We have a friend that we have known for almost 15 years, Dawn Morse. She was telling me that she was going to go pick peaches this past weekend. I said to myself “Self, that sounds pretty interesting and fun. What can I do with peaches?” Dawn said she was going to make salsa, and if you know Dawn she is very competitive. So of course on the way there the conversation turns into a peach salsa contest. Immediately I begin to call people and do research. I was a little nervous about the amount of jalapeños in this recipe. However, after canning it did not turn out hot. In fact, Dawn’s was hotter than mine. So if you like your salsa with some heat, keep the jalapeño seeds in the recipe. I wanted the salsa to be used in several different scenarios other than with chips. I wanted to use this on fish and chicken dishes as well. The key to the texture of the salsa is the fine chopping and trust me, there is a lot of chopping.
First you have to go out and hand select every peach you put in the salsa. I took a little monkey to scale the peach trees for me.
After you have chopped all the ingredients above, get a nice cooking pot and add all the ingredients into the pot.

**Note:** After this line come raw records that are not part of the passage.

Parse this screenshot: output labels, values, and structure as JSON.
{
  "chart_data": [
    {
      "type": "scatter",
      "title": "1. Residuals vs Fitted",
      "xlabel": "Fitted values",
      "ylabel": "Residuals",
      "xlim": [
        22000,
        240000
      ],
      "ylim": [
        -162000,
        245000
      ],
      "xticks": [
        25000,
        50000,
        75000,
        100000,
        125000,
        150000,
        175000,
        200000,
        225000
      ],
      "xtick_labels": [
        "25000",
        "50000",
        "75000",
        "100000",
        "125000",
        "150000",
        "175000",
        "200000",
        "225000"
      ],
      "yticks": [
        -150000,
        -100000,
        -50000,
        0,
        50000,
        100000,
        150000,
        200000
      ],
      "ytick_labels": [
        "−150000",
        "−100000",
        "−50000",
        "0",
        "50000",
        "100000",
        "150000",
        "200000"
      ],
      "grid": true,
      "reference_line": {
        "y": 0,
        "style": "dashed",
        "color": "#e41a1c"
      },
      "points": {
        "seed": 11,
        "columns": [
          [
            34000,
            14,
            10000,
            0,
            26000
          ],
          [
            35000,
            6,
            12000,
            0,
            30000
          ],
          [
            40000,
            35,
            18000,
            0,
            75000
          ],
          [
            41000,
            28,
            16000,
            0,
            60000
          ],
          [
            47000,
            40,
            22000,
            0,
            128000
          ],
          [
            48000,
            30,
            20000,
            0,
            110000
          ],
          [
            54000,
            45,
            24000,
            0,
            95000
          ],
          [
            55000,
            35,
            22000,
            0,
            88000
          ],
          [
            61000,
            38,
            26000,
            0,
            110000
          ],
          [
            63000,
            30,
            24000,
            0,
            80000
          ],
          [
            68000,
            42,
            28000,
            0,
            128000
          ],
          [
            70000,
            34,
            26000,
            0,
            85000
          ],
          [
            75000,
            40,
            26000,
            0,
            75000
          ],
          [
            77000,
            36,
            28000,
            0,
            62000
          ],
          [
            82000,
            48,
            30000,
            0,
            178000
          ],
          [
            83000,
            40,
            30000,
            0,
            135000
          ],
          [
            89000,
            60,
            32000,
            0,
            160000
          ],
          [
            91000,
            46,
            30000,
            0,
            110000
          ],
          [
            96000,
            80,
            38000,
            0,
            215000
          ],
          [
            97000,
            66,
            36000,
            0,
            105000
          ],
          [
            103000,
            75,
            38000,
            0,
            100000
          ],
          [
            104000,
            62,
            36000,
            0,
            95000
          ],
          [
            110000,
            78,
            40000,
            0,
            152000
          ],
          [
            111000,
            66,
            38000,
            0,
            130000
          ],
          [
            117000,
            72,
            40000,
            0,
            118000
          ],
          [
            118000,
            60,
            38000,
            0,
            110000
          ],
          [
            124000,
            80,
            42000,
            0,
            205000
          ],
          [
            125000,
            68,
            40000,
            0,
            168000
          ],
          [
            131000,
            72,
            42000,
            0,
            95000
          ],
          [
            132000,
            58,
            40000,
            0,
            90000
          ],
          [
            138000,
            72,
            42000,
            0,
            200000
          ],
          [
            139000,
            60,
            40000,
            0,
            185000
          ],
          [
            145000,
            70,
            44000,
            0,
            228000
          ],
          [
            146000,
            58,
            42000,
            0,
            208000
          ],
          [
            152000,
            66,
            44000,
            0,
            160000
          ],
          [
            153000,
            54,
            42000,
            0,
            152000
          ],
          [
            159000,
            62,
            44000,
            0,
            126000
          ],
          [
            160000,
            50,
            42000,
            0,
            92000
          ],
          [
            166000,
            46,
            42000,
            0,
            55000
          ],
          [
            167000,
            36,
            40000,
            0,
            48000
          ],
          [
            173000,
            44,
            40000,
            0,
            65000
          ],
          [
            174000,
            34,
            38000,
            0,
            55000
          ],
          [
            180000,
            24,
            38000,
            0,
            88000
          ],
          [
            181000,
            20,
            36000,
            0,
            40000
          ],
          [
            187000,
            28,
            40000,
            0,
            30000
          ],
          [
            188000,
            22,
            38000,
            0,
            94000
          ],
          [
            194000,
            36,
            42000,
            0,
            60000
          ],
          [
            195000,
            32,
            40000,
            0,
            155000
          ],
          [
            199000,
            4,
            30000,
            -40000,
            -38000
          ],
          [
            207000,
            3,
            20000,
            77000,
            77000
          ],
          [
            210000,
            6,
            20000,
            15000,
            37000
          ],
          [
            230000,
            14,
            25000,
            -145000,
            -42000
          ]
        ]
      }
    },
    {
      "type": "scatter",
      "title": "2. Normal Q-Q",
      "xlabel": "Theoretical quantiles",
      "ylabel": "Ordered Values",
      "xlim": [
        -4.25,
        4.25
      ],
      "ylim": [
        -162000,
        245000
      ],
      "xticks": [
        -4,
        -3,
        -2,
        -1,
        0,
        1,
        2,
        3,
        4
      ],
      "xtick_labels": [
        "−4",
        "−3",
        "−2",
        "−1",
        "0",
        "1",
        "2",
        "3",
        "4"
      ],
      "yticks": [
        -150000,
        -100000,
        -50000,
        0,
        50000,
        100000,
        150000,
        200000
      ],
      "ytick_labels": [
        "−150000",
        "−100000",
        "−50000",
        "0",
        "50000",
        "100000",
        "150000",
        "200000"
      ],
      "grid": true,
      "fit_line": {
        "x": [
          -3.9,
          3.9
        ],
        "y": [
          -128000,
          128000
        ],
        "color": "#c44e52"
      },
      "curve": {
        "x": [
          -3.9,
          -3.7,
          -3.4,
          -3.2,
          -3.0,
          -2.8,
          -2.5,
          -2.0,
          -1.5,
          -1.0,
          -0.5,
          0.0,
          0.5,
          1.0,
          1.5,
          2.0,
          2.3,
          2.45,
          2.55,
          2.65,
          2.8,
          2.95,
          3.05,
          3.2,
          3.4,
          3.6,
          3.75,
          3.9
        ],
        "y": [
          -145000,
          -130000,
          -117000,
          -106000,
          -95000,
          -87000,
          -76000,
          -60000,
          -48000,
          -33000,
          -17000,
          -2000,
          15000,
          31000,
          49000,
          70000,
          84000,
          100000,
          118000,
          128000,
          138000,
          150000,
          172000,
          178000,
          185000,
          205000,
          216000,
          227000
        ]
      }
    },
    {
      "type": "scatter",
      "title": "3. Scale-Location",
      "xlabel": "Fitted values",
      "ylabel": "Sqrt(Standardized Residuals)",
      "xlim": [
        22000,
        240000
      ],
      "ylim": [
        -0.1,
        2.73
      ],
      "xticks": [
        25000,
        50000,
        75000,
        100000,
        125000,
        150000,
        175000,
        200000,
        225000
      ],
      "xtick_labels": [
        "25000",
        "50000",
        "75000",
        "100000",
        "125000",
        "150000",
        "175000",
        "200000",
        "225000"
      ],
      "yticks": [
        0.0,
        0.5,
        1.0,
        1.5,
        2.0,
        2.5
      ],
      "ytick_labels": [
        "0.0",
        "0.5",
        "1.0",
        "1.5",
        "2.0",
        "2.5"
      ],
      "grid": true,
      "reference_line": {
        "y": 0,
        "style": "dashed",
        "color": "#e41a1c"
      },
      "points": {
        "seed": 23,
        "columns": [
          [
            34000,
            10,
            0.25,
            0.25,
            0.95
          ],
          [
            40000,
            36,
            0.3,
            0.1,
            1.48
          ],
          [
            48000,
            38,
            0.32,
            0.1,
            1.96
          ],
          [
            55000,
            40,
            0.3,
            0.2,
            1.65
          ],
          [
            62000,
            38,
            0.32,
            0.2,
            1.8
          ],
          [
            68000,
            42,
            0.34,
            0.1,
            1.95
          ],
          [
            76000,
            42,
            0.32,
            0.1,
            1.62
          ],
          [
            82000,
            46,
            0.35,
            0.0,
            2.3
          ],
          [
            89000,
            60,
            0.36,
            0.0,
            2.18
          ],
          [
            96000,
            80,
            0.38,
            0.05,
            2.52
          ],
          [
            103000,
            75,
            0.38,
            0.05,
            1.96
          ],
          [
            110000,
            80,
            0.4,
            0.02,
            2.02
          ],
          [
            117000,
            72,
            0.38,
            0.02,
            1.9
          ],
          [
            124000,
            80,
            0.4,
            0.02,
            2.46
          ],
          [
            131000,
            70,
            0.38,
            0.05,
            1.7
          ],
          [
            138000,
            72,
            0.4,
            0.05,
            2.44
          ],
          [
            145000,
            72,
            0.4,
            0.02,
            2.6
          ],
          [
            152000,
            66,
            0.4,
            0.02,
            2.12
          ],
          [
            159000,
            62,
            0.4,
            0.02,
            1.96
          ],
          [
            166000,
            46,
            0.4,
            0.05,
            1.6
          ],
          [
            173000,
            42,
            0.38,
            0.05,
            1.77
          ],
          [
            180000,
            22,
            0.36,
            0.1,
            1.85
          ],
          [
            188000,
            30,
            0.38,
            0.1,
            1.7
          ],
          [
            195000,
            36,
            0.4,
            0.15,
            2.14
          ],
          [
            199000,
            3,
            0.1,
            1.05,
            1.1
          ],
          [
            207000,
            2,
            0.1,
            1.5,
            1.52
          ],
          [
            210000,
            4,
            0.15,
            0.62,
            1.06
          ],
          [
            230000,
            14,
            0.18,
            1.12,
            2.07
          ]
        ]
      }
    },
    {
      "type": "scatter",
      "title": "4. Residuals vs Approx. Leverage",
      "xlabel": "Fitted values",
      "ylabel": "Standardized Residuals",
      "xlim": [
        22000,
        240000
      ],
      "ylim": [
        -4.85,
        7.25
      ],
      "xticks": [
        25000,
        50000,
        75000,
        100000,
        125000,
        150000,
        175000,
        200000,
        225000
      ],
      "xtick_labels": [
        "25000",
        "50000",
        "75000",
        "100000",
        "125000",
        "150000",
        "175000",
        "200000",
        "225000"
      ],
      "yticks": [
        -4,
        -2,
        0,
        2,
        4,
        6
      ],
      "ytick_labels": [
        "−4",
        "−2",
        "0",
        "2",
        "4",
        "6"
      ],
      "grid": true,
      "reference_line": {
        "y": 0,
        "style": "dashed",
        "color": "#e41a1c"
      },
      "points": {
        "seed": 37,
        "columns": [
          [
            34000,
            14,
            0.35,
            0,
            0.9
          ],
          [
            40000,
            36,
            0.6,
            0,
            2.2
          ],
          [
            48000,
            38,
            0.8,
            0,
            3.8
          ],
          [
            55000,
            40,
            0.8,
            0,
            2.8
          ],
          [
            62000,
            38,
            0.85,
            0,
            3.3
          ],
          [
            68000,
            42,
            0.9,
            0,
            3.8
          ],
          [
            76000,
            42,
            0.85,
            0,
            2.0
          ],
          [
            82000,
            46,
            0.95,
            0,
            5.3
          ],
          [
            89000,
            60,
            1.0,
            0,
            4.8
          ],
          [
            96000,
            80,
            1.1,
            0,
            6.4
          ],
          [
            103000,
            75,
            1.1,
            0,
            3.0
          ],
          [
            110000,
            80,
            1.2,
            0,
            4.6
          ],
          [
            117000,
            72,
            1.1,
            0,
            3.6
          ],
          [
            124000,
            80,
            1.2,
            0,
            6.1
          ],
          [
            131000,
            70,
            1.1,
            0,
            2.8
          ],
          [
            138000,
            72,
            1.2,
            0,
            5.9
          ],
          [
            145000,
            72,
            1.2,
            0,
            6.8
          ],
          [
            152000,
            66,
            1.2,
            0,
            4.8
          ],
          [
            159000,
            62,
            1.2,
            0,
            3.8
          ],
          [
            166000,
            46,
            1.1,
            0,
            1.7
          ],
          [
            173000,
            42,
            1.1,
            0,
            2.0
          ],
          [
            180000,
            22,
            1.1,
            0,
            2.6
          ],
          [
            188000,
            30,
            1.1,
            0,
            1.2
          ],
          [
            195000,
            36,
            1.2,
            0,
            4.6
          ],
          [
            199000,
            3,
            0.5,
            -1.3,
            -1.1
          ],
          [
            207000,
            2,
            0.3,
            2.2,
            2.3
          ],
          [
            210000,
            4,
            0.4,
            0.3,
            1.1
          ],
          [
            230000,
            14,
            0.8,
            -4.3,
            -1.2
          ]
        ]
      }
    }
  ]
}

Here is my biggest advice that I can offer to you, when you are chopping the jalapenos and habanero….where gloves! Then dispose of them after you cut and add to pot.
Really concentrate on your knife skills here folks, it is about consistency in texture.

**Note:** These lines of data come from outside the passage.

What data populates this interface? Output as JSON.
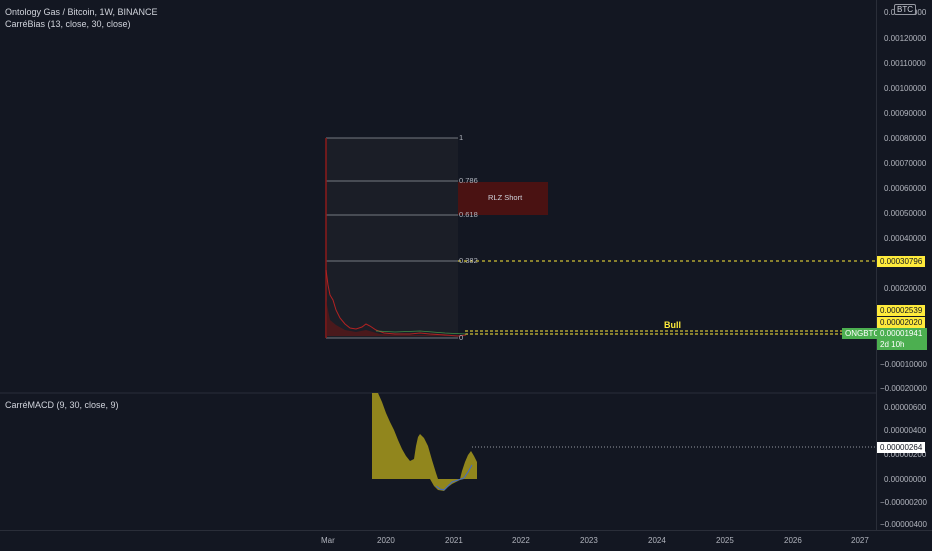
{
  "legend": {
    "main_title": "Ontology Gas / Bitcoin, 1W, BINANCE",
    "indicator_1": "CarréBias (13, close, 30, close)",
    "indicator_2": "CarréMACD (9, 30, close, 9)"
  },
  "currency_badge": "BTC",
  "price_axis": {
    "ticks": [
      "0.00140000",
      "0.00120000",
      "0.00110000",
      "0.00100000",
      "0.00090000",
      "0.00080000",
      "0.00070000",
      "0.00060000",
      "0.00050000",
      "0.00040000",
      "0.00020000",
      "−0.00010000",
      "−0.00020000"
    ],
    "tags": {
      "level_dashed": "0.00030796",
      "tag_upper": "0.00002539",
      "tag_lower": "0.00002020",
      "current_price": "0.00001941",
      "countdown": "2d 10h",
      "symbol": "ONGBTC"
    }
  },
  "macd_axis": {
    "ticks": [
      "0.00000600",
      "0.00000400",
      "0.00000200",
      "0.00000000",
      "−0.00000200",
      "−0.00000400"
    ],
    "current": "0.00000264"
  },
  "time_axis": [
    "Mar",
    "2020",
    "2021",
    "2022",
    "2023",
    "2024",
    "2025",
    "2026",
    "2027"
  ],
  "fibonacci": {
    "levels": [
      "1",
      "0.786",
      "0.618",
      "0.382",
      "0"
    ]
  },
  "annotations": {
    "rlz": "RLZ Short",
    "bull": "Bull"
  },
  "colors": {
    "background": "#131722",
    "fib_line": "#b2b5be",
    "rlz_box": "#4a1212",
    "level_yellow": "#ffeb3b",
    "price_green": "#4caf50",
    "macd_olive": "#a89a1c",
    "price_red": "#ef5350"
  }
}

When you cut your peaches, depending on what type of peach you use, you will have to cut around the pit. These are not the canning Freestone peaches, so the pit is a little harder to remove. So I cut around the pit the best I can. Make sure to peel the skins off first.
Bring pot to a boil, while stirring often. Do not let the vegetables caramelize at the bottom, or burn. Keep stirring. Reduce to a medium heat, and continue to cook for about 15 minutes. Take a ladle and spoon into clean canning jars leaving 1/2 head spacing to the top of the jar DO NOT OVER FILL. Take the tin lids and boil them in the water. Clean the top of the jars. Remove the lids from hot water and seat them onto the jar, and put the canning ring hand tight. Do not over tighten, just a little hand tight. Get your canning pot, and add enough water to cover the jars by two inches. Bring to a boil. Once the water is boiling, begin timer for 10 minutes. Once 10 minutes is up, let sit in water for 5 minutes then remove to a dry towel on counter and listen for the jars to pop. Check with your finger by pushing on them after 10 minutes. If they are lids are not seated correctly they will not be hard. They will flex and pop, making a funny sound. Put that jar in your fridge and eat within the week. This happened because the top of the jar was not cleaned with a towel or you had debris in between lid and jar.

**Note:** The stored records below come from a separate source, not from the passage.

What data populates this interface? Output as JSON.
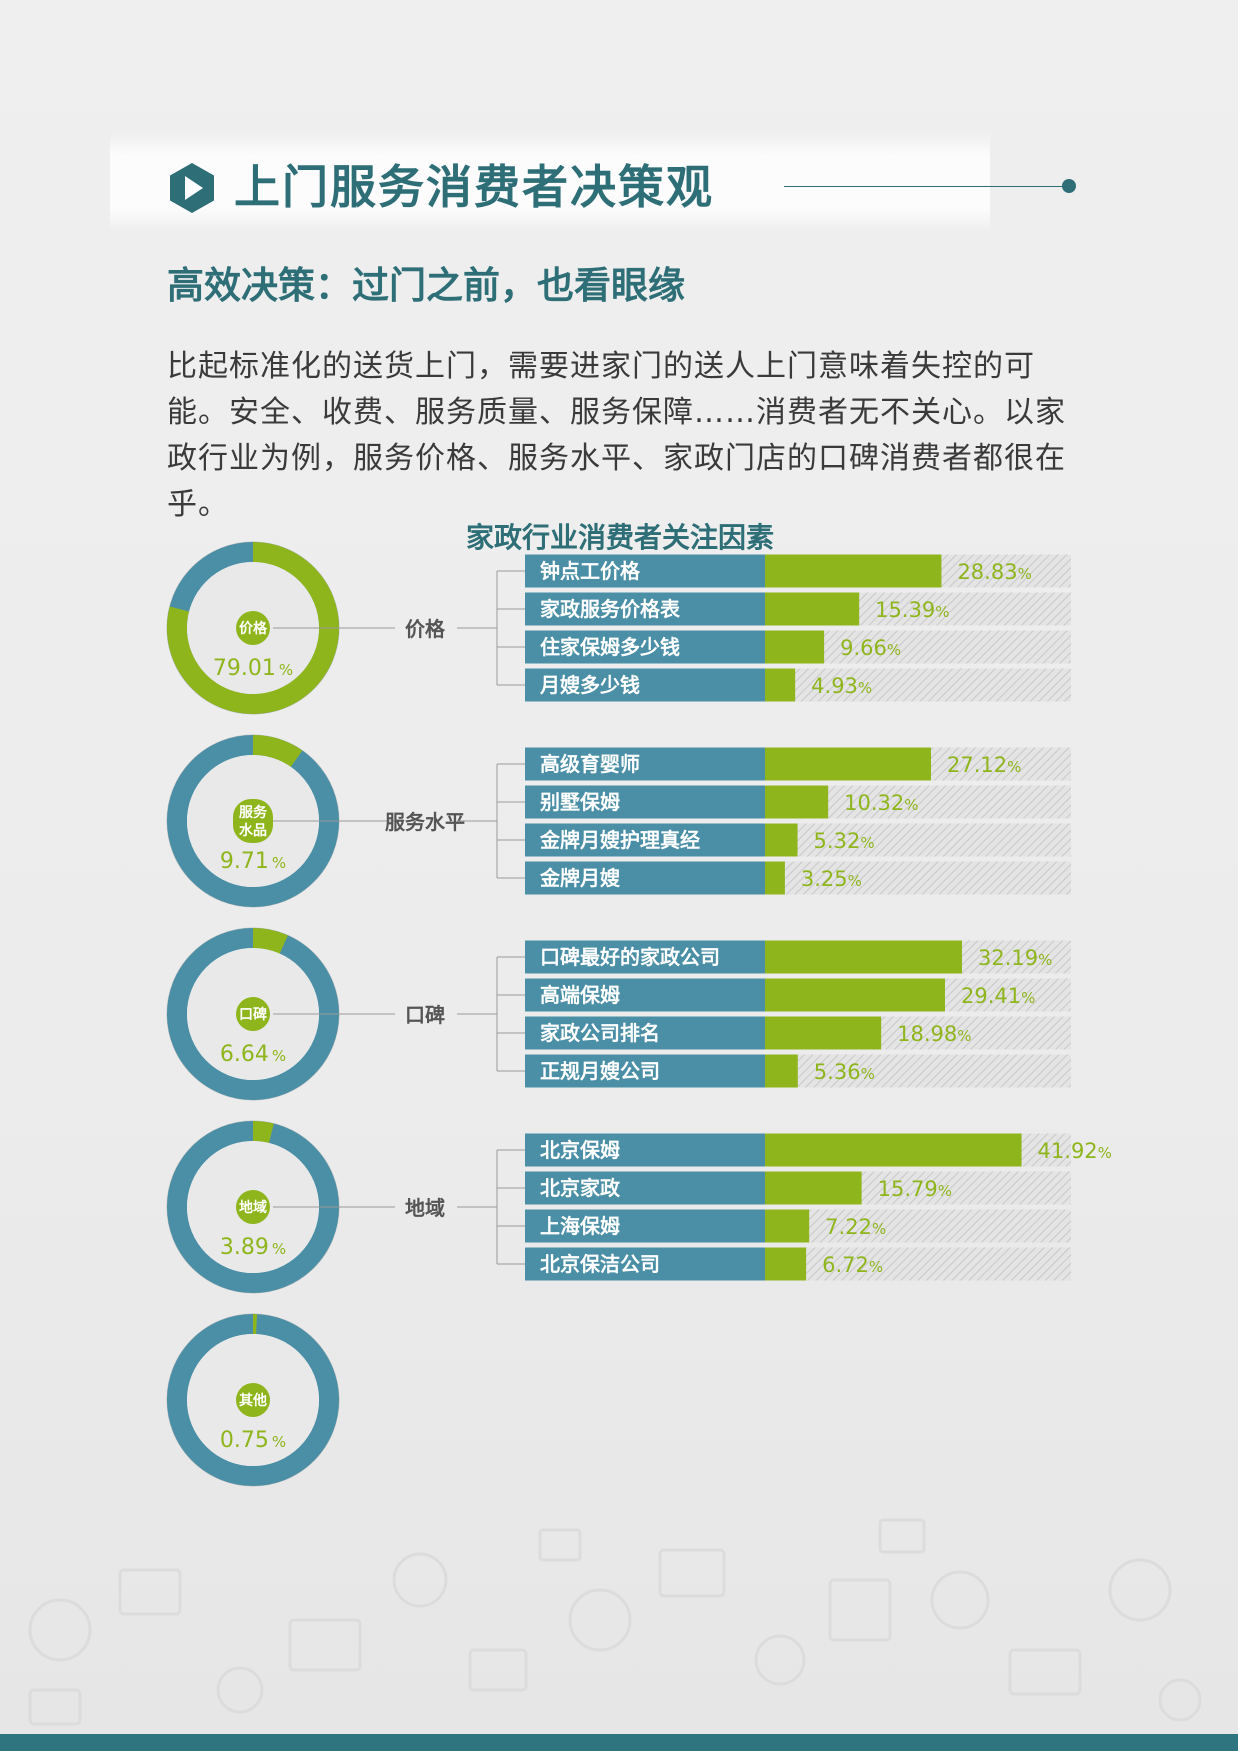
{
  "header": {
    "title": "上门服务消费者决策观",
    "subtitle": "高效决策：过门之前，也看眼缘",
    "paragraph": "比起标准化的送货上门，需要进家门的送人上门意味着失控的可能。安全、收费、服务质量、服务保障……消费者无不关心。以家政行业为例，服务价格、服务水平、家政门店的口碑消费者都很在乎。"
  },
  "colors": {
    "teal": "#2e6e77",
    "bar_blue": "#4a8fa6",
    "ring_blue": "#4a8fa6",
    "green": "#8fb51c",
    "track": "#d9d9d9"
  },
  "icons": [
    "play-icon"
  ],
  "chart_data": {
    "type": "bar",
    "title": "家政行业消费者关注因素",
    "groups": [
      {
        "name": "价格",
        "ring_label": "价格",
        "share": 79.01,
        "share_label": "79.01",
        "categories": [
          "钟点工价格",
          "家政服务价格表",
          "住家保姆多少钱",
          "月嫂多少钱"
        ],
        "values": [
          28.83,
          15.39,
          9.66,
          4.93
        ],
        "value_labels": [
          "28.83",
          "15.39",
          "9.66",
          "4.93"
        ]
      },
      {
        "name": "服务水平",
        "ring_label": "服务\n水品",
        "share": 9.71,
        "share_label": "9.71",
        "categories": [
          "高级育婴师",
          "别墅保姆",
          "金牌月嫂护理真经",
          "金牌月嫂"
        ],
        "values": [
          27.12,
          10.32,
          5.32,
          3.25
        ],
        "value_labels": [
          "27.12",
          "10.32",
          "5.32",
          "3.25"
        ]
      },
      {
        "name": "口碑",
        "ring_label": "口碑",
        "share": 6.64,
        "share_label": "6.64",
        "categories": [
          "口碑最好的家政公司",
          "高端保姆",
          "家政公司排名",
          "正规月嫂公司"
        ],
        "values": [
          32.19,
          29.41,
          18.98,
          5.36
        ],
        "value_labels": [
          "32.19",
          "29.41",
          "18.98",
          "5.36"
        ]
      },
      {
        "name": "地域",
        "ring_label": "地域",
        "share": 3.89,
        "share_label": "3.89",
        "categories": [
          "北京保姆",
          "北京家政",
          "上海保姆",
          "北京保洁公司"
        ],
        "values": [
          41.92,
          15.79,
          7.22,
          6.72
        ],
        "value_labels": [
          "41.92",
          "15.79",
          "7.22",
          "6.72"
        ]
      },
      {
        "name": "其他",
        "ring_label": "其他",
        "share": 0.75,
        "share_label": "0.75",
        "categories": [],
        "values": [],
        "value_labels": []
      }
    ],
    "unit": "%",
    "xlim": [
      0,
      50
    ]
  }
}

Repeat the process until all of your cans are done. This is great salsa for chips, it has color and the texture is perfect. It does not have to much of a heat bite, it is slow and sweet.
I seared some halibut as a test, kept the fish in the pan and poured the Sweet Heat Peach Salsa on it. Then put it in the oven to finish at 350 degrees for 5 minutes. It was delicious.
I would use this on chicken as well. It has a lot of components and full of flavor. I hope you get out and pick some peaches. I like giving these away for Christmas, nothing like telling someone you love them like making something fresh like that.
Thank you Dawn for taking us on our first guided peach hunting trip, and for being competitive enough to make me get out of my comfort zone to make something from the garden. I am usually looking for meat and fish. For the record Dawn did beat me in the salsa chip contest, hers had more heat bite. Which even I agreed that I liked hers more for chips.